One of the reasons I was a little gun shy on anointing Gibson as the next big thing was that, under both Bruce Boudreau and Carlyle, the Ducks have been a top-three team in limiting quality shots against until this season. And, under Carlyle, they also conceded a ton of perimeter shots, which makes for a perfect high save percentage scenario for any decent goaltender.
That all radically changed this season. The Ducks have conceded the second-most high danger chances in the league, and the 10th-most passes to the slot, which made Gibson’s job several degrees more difficult than before. And though he was brilliant for a long time, his .891 save percentage over his past 17 starts has brought him back down to earth. He still has excellent numbers for the shots he’s facing, but he’s no longer the runaway favourite for the Vezina.
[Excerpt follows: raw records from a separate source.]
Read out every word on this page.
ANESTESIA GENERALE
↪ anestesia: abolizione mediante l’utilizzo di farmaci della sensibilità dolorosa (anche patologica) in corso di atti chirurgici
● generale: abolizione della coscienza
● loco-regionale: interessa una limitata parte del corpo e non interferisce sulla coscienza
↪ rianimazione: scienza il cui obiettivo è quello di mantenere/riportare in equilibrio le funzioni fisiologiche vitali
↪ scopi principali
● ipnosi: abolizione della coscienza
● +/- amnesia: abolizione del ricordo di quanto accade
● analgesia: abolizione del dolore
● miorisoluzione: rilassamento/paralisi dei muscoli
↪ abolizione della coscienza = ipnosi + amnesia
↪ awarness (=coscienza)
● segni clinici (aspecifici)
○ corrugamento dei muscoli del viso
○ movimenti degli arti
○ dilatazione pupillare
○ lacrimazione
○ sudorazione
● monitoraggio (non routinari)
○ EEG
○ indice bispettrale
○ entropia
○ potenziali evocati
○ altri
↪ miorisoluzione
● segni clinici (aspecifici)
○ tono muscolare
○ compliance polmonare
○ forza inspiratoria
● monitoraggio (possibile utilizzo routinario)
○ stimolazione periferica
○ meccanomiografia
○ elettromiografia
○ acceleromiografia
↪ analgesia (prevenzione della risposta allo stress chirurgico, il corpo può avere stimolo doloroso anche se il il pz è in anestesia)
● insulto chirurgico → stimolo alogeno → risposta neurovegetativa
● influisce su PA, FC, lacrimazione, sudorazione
Aside from their drop in defensive play, the Ducks are also creating the fewest high danger scoring chances in the league, which makes this unmitigated disaster of a two-month period make a lot of sense.
So what exactly happened here? A good team with a seemingly strong core went from Stanley Cup contender to league-worst at 5-on-5 over a three-year period. That’s a pretty sharp decline when you consider the players the Ducks have graduated and seen establish themselves over that time: Brandon Montour, Josh Manson, Rickard Rakell, Ondrej Kase, and Gibson among them.
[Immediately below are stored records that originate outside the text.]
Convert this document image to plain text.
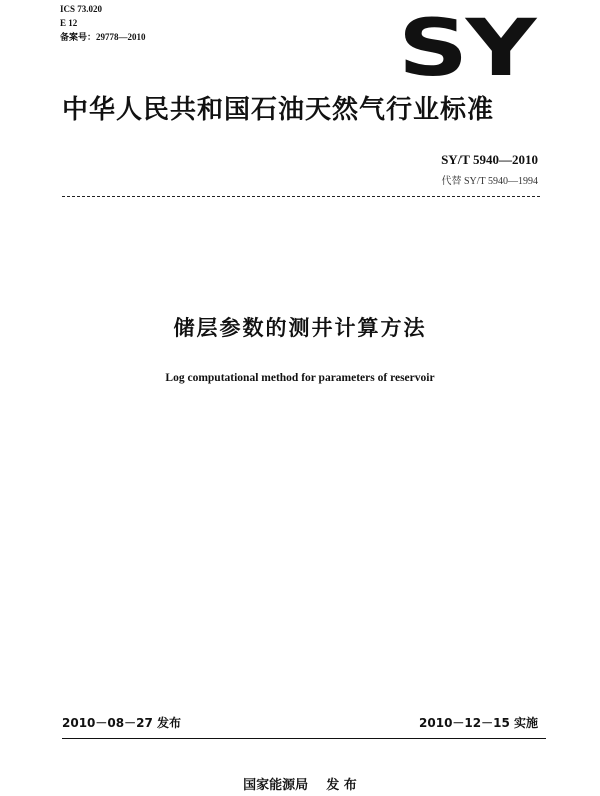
ICS 73.020
E 12
备案号：29778—2010	SY
中华人民共和国石油天然气行业标准
SY/T 5940—2010
代替 SY/T 5940—1994
储层参数的测井计算方法
Log computational method for parameters of reservoir
2010－08－27 发布	2010－12－15 实施
国家能源局    发 布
Injuries certainly haven’t helped, and it’s worth noting they have an ageing core group of forwards in Ryan Getzlaf, Corey Perry, and Ryan Kesler. But the Ducks also have a star goaltender in his prime, four prime-aged defencemen between 24 and 27 who are all high quality players at the position, and at least one high-end forward in his prime with Rakell.
That should be enough to build around, but the aging and expensive contracts the Ducks are saddled with at forward have combined with a general inability to fill the lineup with affordable, play-driving forwards to seemingly bury the team.
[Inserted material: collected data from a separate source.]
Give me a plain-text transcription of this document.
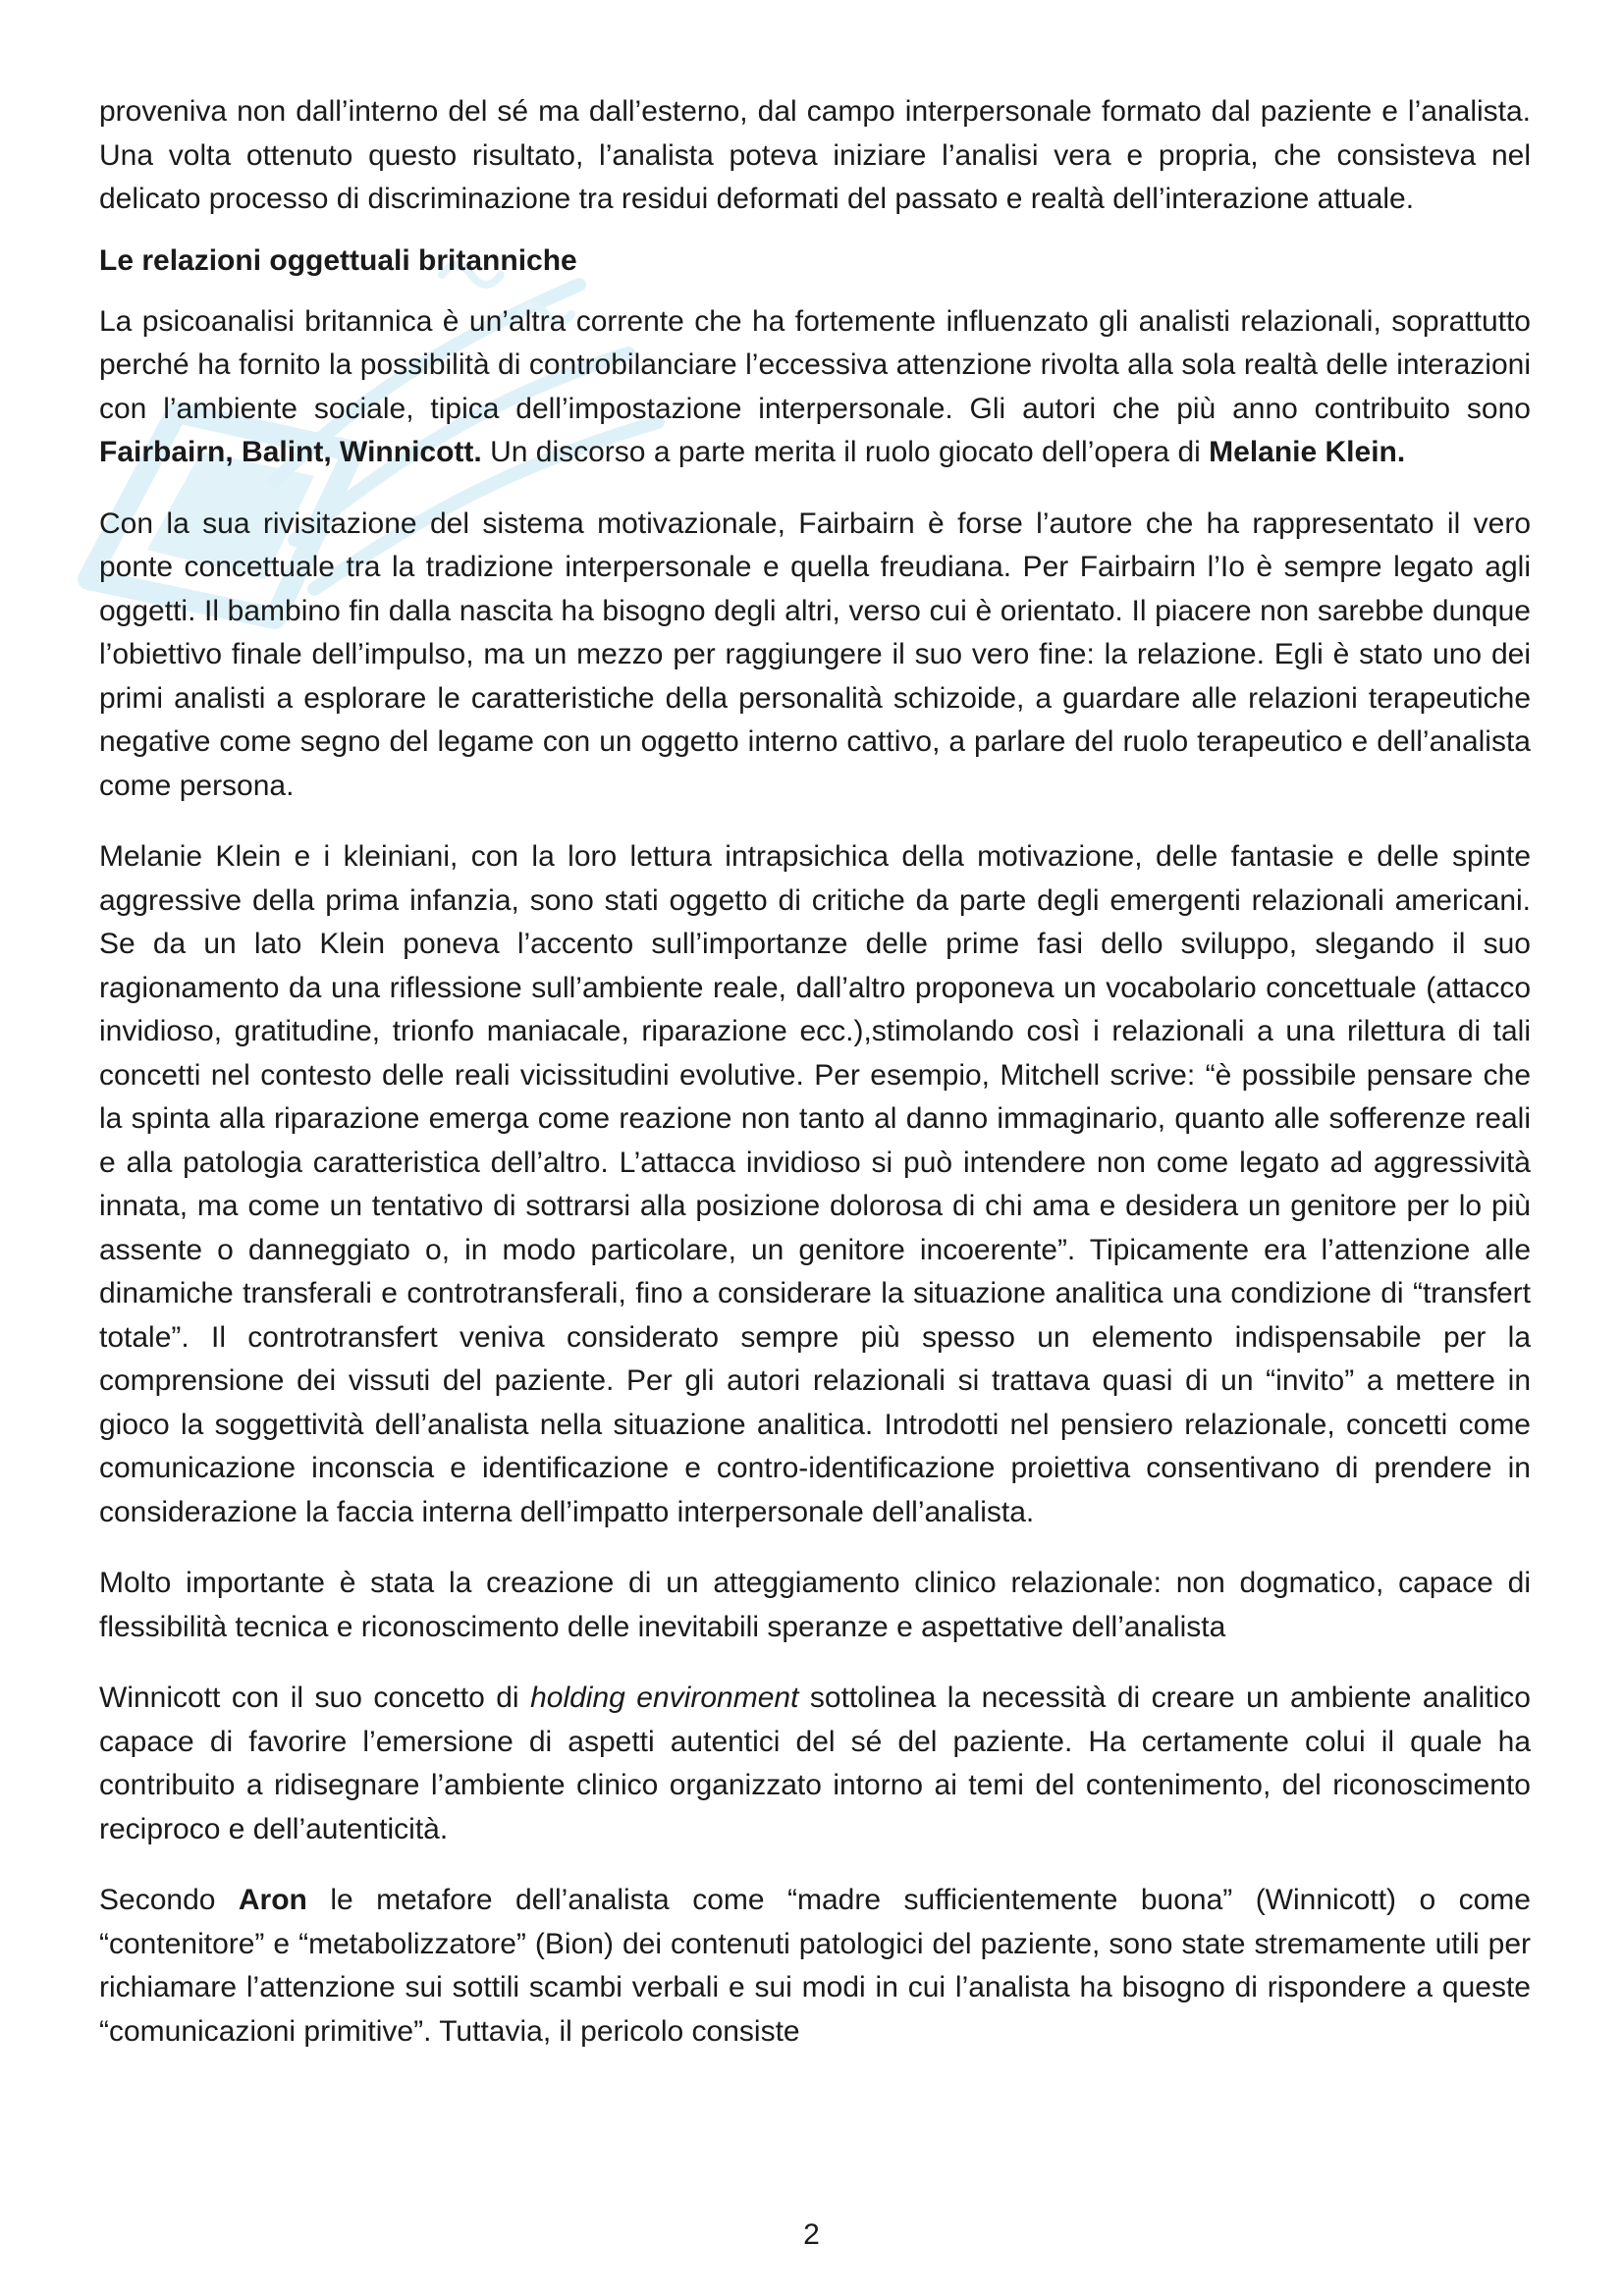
proveniva non dall’interno del sé ma dall’esterno, dal campo interpersonale formato dal paziente e l’analista. Una volta ottenuto questo risultato, l’analista poteva iniziare l’analisi vera e propria, che consisteva nel delicato processo di discriminazione tra residui deformati del passato e realtà dell’interazione attuale.

Le relazioni oggettuali britanniche

La psicoanalisi britannica è un’altra corrente che ha fortemente influenzato gli analisti relazionali, soprattutto perché ha fornito la possibilità di controbilanciare l’eccessiva attenzione rivolta alla sola realtà delle interazioni con l’ambiente sociale, tipica dell’impostazione interpersonale. Gli autori che più anno contribuito sono Fairbairn, Balint, Winnicott. Un discorso a parte merita il ruolo giocato dell’opera di Melanie Klein.

Con la sua rivisitazione del sistema motivazionale, Fairbairn è forse l’autore che ha rappresentato il vero ponte concettuale tra la tradizione interpersonale e quella freudiana. Per Fairbairn l’Io è sempre legato agli oggetti. Il bambino fin dalla nascita ha bisogno degli altri, verso cui è orientato. Il piacere non sarebbe dunque l’obiettivo finale dell’impulso, ma un mezzo per raggiungere il suo vero fine: la relazione. Egli è stato uno dei primi analisti a esplorare le caratteristiche della personalità schizoide, a guardare alle relazioni terapeutiche negative come segno del legame con un oggetto interno cattivo, a parlare del ruolo terapeutico e dell’analista come persona.

Melanie Klein e i kleiniani, con la loro lettura intrapsichica della motivazione, delle fantasie e delle spinte aggressive della prima infanzia, sono stati oggetto di critiche da parte degli emergenti relazionali americani. Se da un lato Klein poneva l’accento sull’importanze delle prime fasi dello sviluppo, slegando il suo ragionamento da una riflessione sull’ambiente reale, dall’altro proponeva un vocabolario concettuale (attacco invidioso, gratitudine, trionfo maniacale, riparazione ecc.),stimolando così i relazionali a una rilettura di tali concetti nel contesto delle reali vicissitudini evolutive. Per esempio, Mitchell scrive: “è possibile pensare che la spinta alla riparazione emerga come reazione non tanto al danno immaginario, quanto alle sofferenze reali e alla patologia caratteristica dell’altro. L’attacca invidioso si può intendere non come legato ad aggressività innata, ma come un tentativo di sottrarsi alla posizione dolorosa di chi ama e desidera un genitore per lo più assente o danneggiato o, in modo particolare, un genitore incoerente”. Tipicamente era l’attenzione alle dinamiche transferali e controtransferali, fino a considerare la situazione analitica una condizione di “transfert totale”. Il controtransfert veniva considerato sempre più spesso un elemento indispensabile per la comprensione dei vissuti del paziente. Per gli autori relazionali si trattava quasi di un “invito” a mettere in gioco la soggettività dell’analista nella situazione analitica. Introdotti nel pensiero relazionale, concetti come comunicazione inconscia e identificazione e contro-identificazione proiettiva consentivano di prendere in considerazione la faccia interna dell’impatto interpersonale dell’analista.

Molto importante è stata la creazione di un atteggiamento clinico relazionale: non dogmatico, capace di flessibilità tecnica e riconoscimento delle inevitabili speranze e aspettative dell’analista

Winnicott con il suo concetto di holding environment sottolinea la necessità di creare un ambiente analitico capace di favorire l’emersione di aspetti autentici del sé del paziente. Ha certamente colui il quale ha contribuito a ridisegnare l’ambiente clinico organizzato intorno ai temi del contenimento, del riconoscimento reciproco e dell’autenticità.

Secondo Aron le metafore dell’analista come “madre sufficientemente buona” (Winnicott) o come “contenitore” e “metabolizzatore” (Bion) dei contenuti patologici del paziente, sono state stremamente utili per richiamare l’attenzione sui sottili scambi verbali e sui modi in cui l’analista ha bisogno di rispondere a queste “comunicazioni primitive”. Tuttavia, il pericolo consiste

2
Injuries to Perry and Kase are undoubtedly huge for this year’s edition of the Ducks, and despite a lack of production, Perry’s return has actually been quite strong with decent underlying numbers compared to the rest of the roster. But one of the big reasons why Anaheim had been able to weather the decline of Perry and Kesler before now is Ryan Getzlaf.
Getzlaf has been one of the best centres in the NHL nearly his entire career, maintaining his spot as a dominant player in all three zones despite a lack of foot speed, history of injuries, and age presumably wearing down on him. Coming into this season I had him ranked as the ninth-most impactful centre in the league based on his past three seasons of play, but in 2018-19 he just hasn’t been able to drag the Ducks’ play forward enough while he’s on the ice.
The crazy thing is Getzlaf’s individual contributions are still the greatest on this team by a wide margin. He leads the team with 20.3 transition plays per 20 minutes to drive the puck up the ice, he’s involved in the most scoring chances per 20 minutes at 6.88, but his high danger scoring chance differential is just 37 per cent, which barely moves the needle from the team’s 36 per cent when he’s off the ice.
While Kesler looks close to done after several major injuries, Perry seems to be alright, and Getzlaf’s individual play remains superb, so I don’t think the aging argument really holds much water here.
Carlyle’s particular style wasn’t helping, but GM Bob Murray has to take some responsibility for assembling one of the most lackluster groups of forwards in the league.
As dire as this situation looks right now, if Getzlaf continues to be his ageless self and the Ducks can find a coach able to take advantage of their strong collection of defencemen, the only real albatross is Kesler’s contract. The Ducks may be the worst even strength team in the league this year, but they don’t have to be again next season.